A crisis of faith

Dec 18, 2008 15:39

How bad is it when the more you study your religion, the harder it is for you to accept it? I suppose it's unfair to phrase the question in such a way. I don't necessarily take issue with the faith itself, but more the politics and hierarchy and history of the church. The more I read the more I find stuff I don't like.

Some Catholics would tell me it shouldn't be about what I like or dislike because some truths are hard to accept. We should still accept them anyway. I suppose my frustration comes out of trying to understand how these truths were arrived at in the first place. We do not, and have not for some time, lived in an age where God comes down and speaks to us from mountaintops issuing commandments. The Pope doesn't have an angel sitting by his bedside dictating his next encyclical to him. We say the magisterium is guided by the Holy Spirit which makes its teachings infallible, but aren't we all supposed to be guided by the Holy Spirit in the formation of our consciences? If we search for answers and the answers we find are not aligned with a particular teaching, does that necessarily mean we want to believe in a lie?

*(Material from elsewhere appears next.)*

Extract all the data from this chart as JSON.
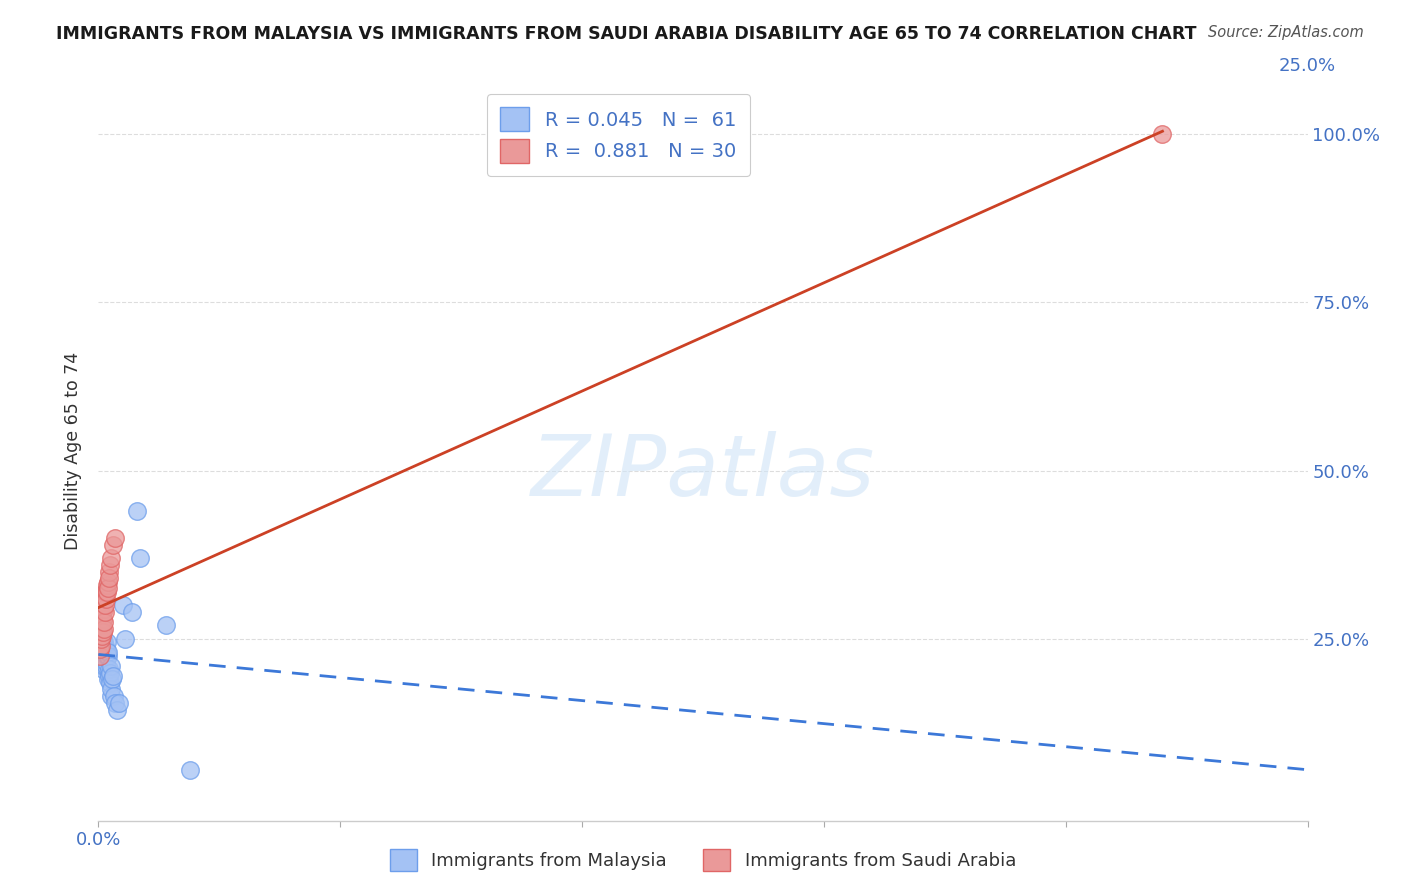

Sure, the bishops and cardinals and popes dedicate their lives to prayer and study of scripture and theology so I suppose they are more knowledgeable on dogma and doctrine than the average churchgoer... but it still nags at the back of my mind that when Jesus chose his apostles they were average people, not priests. Why did He do that? Did the apostles know more about scripture than the priests did? Did they know the real truth, and that's why He chose them?

I know the bible says that Jesus chose his apostles and sent them out to spread the Word, but I don't necessarily think that He believed they would never make any mistakes. I mean, if God wanted to make sure His teachings were preserved intact, wouldn't He have sent a more reliable messenger than man? Yes I realize He sent the Holy Spirit with them. But again, man is free to listen or not as he chooses. That is the nature of the gift of free will. Can we ever be certain that anyone listens 100% of the time? I know I don't. As much as I wish I did I know I'm not perfect.

Sometimes I envy those who are so solidly firm in their faith in the church and their religion. It seems they have all the answers figured out. I don't have all the answers, and don't know if I ever will. Sometimes I wish I had the kind of confidence that they seem to have. They would tell me I just need to trust the church. Is that what it is? I am untrusting?

I don't know. I mean, maybe the Holy Spirit WAS with the men who drafted the minority report countering the final report of the Papal Commission on Population and Birth Control. Maybe God meant for the commission's report to fall into obscurity and the church's teaching on contraception upheld. Maybe it's all part of the plan. But then maybe God also meant for the final report to still be available, maybe it was part of the plan for us to find it. How can we say anything for sure?